Крузенштерн пожал плечами, кликнул денщика, с сожалением расстался с "домашним" сюртуком и стал приводить себя в порядок: умываться, бриться, пудриться и облачаться в полную форму с кортиком, шарфом, галстухом, эксельбантом, застегивать бесчисленные пуговки и утягиваться только для того, чтобы пройти несколько шагов и выслушивать галиматью какого-то сухопутного.

Войдя в кают-компанию, Крузенштерн и Ратманов увидели за столом над расстеленной картой Резанова в придворном мундире и свитских офицеров. Резанов разглядывал карту сквозь лорнет с каким-то брезгливым недоумением, как неведомую глубоководную тварь, ядовитую и не годную в пищу. Заметив появление моряков, камергер придал своему подвижному лицу задумчивое выражение, что-то измерил циркулем и оттопырил губы.

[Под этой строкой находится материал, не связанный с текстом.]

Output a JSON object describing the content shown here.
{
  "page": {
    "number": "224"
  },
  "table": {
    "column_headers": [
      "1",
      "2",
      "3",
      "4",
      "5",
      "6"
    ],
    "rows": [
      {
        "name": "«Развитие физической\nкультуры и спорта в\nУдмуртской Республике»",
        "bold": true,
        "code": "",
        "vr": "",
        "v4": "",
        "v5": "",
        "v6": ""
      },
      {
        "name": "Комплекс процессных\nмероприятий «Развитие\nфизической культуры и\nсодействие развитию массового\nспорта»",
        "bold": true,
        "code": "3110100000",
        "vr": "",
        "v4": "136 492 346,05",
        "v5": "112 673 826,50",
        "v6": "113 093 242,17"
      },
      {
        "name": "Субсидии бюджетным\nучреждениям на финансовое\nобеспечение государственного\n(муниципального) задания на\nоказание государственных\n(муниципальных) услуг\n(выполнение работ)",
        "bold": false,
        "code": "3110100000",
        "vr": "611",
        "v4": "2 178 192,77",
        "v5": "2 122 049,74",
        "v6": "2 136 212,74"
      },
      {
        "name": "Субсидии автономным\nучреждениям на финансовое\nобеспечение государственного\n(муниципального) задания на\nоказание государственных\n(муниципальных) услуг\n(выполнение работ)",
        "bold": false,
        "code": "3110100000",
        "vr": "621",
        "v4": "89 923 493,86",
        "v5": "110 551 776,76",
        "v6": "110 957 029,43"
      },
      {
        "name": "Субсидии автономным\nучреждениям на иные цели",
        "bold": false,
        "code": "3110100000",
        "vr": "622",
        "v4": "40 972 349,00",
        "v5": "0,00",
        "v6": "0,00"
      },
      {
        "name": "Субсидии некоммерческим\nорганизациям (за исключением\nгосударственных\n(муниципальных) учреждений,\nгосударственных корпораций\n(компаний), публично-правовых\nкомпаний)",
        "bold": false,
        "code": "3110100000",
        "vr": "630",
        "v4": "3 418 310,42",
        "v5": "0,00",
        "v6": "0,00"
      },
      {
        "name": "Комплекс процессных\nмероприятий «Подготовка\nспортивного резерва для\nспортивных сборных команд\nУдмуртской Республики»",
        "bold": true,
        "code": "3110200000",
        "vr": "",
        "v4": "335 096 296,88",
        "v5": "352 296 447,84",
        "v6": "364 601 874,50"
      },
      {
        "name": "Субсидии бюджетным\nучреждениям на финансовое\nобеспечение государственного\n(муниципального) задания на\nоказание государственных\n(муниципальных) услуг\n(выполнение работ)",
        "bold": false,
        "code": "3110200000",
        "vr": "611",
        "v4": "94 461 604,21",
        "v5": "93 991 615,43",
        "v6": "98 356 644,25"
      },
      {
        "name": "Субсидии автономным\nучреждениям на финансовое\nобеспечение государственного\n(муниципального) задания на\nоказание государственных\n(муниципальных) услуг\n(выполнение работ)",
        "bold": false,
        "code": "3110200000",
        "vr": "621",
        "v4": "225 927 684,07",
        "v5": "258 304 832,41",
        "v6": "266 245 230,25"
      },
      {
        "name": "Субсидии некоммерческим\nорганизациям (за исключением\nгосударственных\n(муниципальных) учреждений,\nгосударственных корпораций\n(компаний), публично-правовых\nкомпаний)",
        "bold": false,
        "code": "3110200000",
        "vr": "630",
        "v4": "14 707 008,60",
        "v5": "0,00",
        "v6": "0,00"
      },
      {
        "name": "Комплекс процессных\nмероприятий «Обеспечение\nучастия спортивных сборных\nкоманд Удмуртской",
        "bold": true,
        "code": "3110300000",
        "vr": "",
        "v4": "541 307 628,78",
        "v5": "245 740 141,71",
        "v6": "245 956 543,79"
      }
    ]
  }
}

– Каковы погоды? – приступил он к разговору. – Ни разу в жизни не приходилось бывать в таковой переделке. Ужели восточные тифуны ещё страшнее?

Капитан молча наклонил голову в знак того, что предпочел бы сразу перейти к делу. Резанов сморщился. Выяснять отношения, ставить на место, диктовать волю было не в его натуре, да у него, как правило, и не возникало такой необходимости. Опыт показывал, что упорство и борьба относили человека дальше от цели, чем гибкая любезность. Когда же изредка материал жизни не хотел поддаваться этому общему правилу, камергер страдал, сердился и становился бранчливым (а не грозным, как хотелось бы).

– Как руководитель экспедиции я желаю знать, куда направляется наш корабль, – скорее капризно, чем строго сказал он, избегая прямого взгляда на Крузенштерна.

– Как начальник экспедиции имею честь доложить, что "Надежда" следует в Японию, – вполне серьезно ответил Крузенштерн, глядя прямо на Резанова. Граф Толстой фыркнул.

– Я понимаю, господин капитан, что мы плывем не в Африку, – повысил голос посланник. – Но мне желательно знать направление корабля.

При слове "плывем" Ратманов неодобрительно покачал головой, словно услышал матерное ругательство в приличном обществе.

– Извольте, – хладнокровно отвечал Крузенштерн. – Мы теперь идем курсом зюйд-тень-ост.

– Я понимаю, что зюйд-тень-ост (хотя и не моряк, – подразумевалось в словах посланника), но вы ответьте мне без околичностей: мы приближаемся к английскому берегу или нет?

– Мы не приближаемся к Британским островам, а ежели иметь целью порт Фальмут, то и отдаляемся от него.